無駄に生きるとはどういうことか

うちの一族はがんで死ななければ94まで生きると、叔父の葬儀の日に叔母にいわれた。聞いてみると確かにわしの親父他何人も94で死んでいる。そこでわしも94の誕生日に死ぬと決めて、それまでの日数をあと何日と逆算し、切りのいい64で仕事も辞め、死への準備にかかった。その日々をブログに書いている。

あと10898日

 今日も快晴で最高27度という暑い日だが、ふと思い立ち、朝の掃除、祝詞奏上、太陽参拝終了後、9時くらいから庭の剪定、草抜きを始めた。涼しいうちにと思ったが、すでに日は高く、くそ暑いが自分を奮い立たせて立ち上がったのはいいが、さて、軍手はどこにあったかな、剪定ばさみは、ビニール袋は、という具合で、女房がいないとさっぱりわからないんだな。こんなことでは1人では生きていけんぞと、ねじを巻きなおして、あちこちごそごそと30分ほど探しまわり、やっとそろえたよ。
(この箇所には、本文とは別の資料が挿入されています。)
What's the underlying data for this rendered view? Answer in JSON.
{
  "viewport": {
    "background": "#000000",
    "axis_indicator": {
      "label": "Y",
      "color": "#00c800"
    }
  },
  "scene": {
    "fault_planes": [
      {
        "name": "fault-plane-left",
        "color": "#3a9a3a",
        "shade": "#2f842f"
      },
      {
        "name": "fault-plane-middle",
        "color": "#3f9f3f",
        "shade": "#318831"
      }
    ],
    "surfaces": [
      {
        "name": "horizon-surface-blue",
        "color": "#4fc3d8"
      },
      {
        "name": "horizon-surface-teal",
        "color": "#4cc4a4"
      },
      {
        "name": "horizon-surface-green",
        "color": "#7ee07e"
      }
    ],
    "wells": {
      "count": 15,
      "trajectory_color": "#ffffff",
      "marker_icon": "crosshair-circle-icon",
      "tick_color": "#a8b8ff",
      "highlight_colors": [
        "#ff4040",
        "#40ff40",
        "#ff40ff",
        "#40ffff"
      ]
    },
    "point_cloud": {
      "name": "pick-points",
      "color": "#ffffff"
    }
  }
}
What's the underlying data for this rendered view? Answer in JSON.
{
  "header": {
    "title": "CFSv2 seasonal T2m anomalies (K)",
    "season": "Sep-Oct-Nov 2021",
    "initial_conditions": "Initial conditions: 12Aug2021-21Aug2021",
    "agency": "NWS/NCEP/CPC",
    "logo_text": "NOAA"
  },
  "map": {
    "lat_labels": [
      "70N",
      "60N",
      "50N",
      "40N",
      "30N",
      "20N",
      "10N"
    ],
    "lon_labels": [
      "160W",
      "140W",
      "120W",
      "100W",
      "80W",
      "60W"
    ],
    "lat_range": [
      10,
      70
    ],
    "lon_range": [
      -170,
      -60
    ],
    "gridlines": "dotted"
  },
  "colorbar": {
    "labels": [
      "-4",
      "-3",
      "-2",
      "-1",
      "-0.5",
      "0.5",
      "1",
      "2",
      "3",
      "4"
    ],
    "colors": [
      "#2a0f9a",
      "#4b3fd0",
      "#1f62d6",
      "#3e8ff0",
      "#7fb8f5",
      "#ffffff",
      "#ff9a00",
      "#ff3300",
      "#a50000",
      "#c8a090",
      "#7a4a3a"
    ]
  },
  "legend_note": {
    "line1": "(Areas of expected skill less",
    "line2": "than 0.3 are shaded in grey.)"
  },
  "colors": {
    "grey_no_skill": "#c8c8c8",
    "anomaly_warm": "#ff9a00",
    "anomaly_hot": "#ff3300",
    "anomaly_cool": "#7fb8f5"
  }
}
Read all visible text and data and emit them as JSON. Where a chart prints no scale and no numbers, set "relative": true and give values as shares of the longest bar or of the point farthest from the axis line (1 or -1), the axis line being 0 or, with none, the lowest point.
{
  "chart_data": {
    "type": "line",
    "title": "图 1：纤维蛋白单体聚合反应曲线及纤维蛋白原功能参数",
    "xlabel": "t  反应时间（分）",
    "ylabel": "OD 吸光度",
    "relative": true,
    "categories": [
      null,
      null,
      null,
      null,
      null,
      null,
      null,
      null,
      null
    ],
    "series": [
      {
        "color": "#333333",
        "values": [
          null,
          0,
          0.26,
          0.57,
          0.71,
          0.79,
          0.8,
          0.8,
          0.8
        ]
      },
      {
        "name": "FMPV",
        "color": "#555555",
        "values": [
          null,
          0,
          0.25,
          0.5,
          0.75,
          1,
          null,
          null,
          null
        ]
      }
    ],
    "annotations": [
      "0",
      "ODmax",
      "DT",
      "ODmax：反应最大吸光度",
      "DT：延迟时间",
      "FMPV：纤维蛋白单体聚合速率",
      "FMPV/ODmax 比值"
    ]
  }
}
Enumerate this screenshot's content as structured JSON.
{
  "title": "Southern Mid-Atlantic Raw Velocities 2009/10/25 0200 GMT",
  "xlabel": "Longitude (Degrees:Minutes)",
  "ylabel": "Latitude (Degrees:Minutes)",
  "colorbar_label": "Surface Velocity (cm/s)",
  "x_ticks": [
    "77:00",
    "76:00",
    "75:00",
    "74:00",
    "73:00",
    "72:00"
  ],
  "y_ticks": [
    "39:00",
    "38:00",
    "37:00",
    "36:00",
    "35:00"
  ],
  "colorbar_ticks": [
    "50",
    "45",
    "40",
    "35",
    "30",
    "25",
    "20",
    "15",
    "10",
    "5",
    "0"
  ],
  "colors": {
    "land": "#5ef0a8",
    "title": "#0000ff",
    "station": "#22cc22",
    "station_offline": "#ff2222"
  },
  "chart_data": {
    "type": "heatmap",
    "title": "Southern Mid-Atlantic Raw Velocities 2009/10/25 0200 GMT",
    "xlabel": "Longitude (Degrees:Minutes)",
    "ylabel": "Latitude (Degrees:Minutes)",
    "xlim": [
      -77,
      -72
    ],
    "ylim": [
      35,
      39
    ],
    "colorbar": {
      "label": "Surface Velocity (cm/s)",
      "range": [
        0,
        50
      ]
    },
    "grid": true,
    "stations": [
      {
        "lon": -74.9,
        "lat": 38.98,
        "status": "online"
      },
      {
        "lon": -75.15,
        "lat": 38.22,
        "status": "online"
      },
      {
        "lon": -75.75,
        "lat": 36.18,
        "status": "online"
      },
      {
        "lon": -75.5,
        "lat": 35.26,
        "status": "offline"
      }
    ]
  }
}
 庭というのもおこがましいくらいの小さなもので、紅梅、白梅がメインになっていて、周囲にツツジや牡丹を植えている。親父は若いときは朝鮮の営林署で造林の仕事をしていた。今の北朝鮮の山の中で朝鮮人の人夫をつかって禿げ山に木を植えていたんだな。戦後は裸一貫で帰って来て、県の林務課に就職し、その後県の林業関係の業務を定年まで続けた。そんな関係で植木が趣味だったんだな。

 25年前に二所帯住宅に建て替えてわしら家族と一緒に住むようになったが、そのときに庭は必要不可欠ということで、わしなんかは駐車場にして、車2台置けるようにした方がいいと思ったが、そんなことを言うと思いっきりどやされたよ。それ以後ずっと庭いじりを楽しんで来たのだが、2005年におふくろが死んでからあまりやらなくなった。ときどき女房やわしが草を引いたり、長くのびすぎた枝を切ったりしていたが荒れてしまったな。

 5年ぐらい前にうつがひどくなり、女房も仕事があるし、家では看れなくなって施設にはいってもらうことになったんだが、じぶんも庭の手入れはあまりしてなかったのに、突然、梅の木は自分では切らず、専門業者にたのんで剪定するようにいいだしたんだな。梅の木のことは気になっていたようだった。

 わしは一応了解したが、親父には悪いがその後一度も業者に頼んだ事は無い。近所の立派な梅を参考にして切りまくっている。桜切る馬鹿梅切らぬ馬鹿というが、梅を切るのも難しいぞ。今朝も親父は怒っているかもしれんが、ビシビシ切らしてもらったよ。ほんとヘタクソだけどな。